British Election Draws Closer

Prime Minister Theresa May wanted to create a strong Tory majority to begin Brexit negotiations with the EU. When she announced the snap election in April, polls gave Conservatives a 17 percent advantage over Labour. Led by Jeremy Corbyn, the Labour Party looked hopelessly behind. But as of today, nearly all polls indicate a much closer election, albeit still a win for May. What happened?

Analyses are just beginning to flow from the always prolific British media, and the accuracy of the polls will be a major subplot, but the main factors from this side of the Atlantic appear to be:
  1. Campaigns matter. Reporting over the last eight weeks has described a number of mistakes by May and her party in terms of policy. She also has not shown herself to be a strong candidate, while Corbyn has improved in presentation and adapted the basic socialist “something for everyone” message.
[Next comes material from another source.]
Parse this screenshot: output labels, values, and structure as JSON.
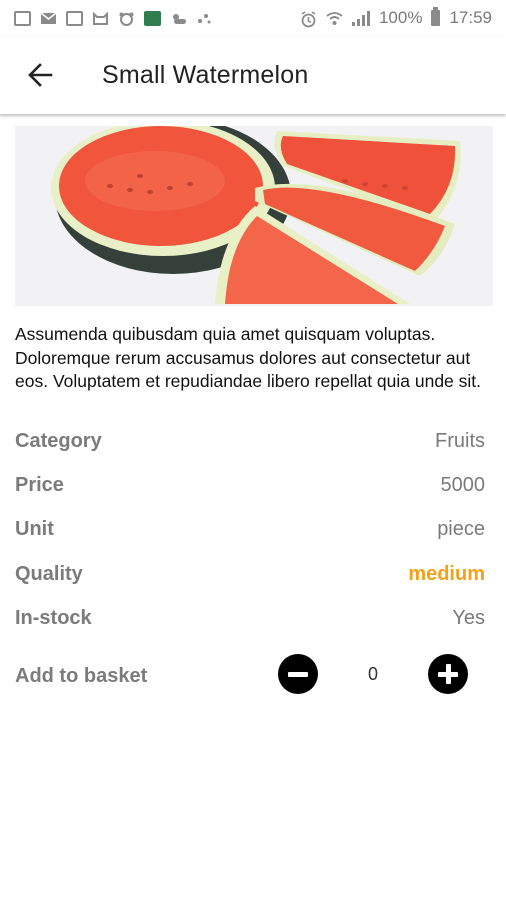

  2. Establishment is still disliked. May and her conservatives represent the establishment and there is still considerable distrust and unfavorable attitudes toward the establishment.
  3. Not easy to control the topic. The Conservatives lost control of the narrative. Brexit and how to protect British interests was supposed to be the topics, but respective platforms of the parties have gotten considerable attention and now terrorism.
  4. The British are still divided. The country’s recent elections have been close. In an era of anger and resentment, getting someone to say yes to a governing majority is difficult.
If May only survives a close vote, her clout and even longevity as leader will be damaged.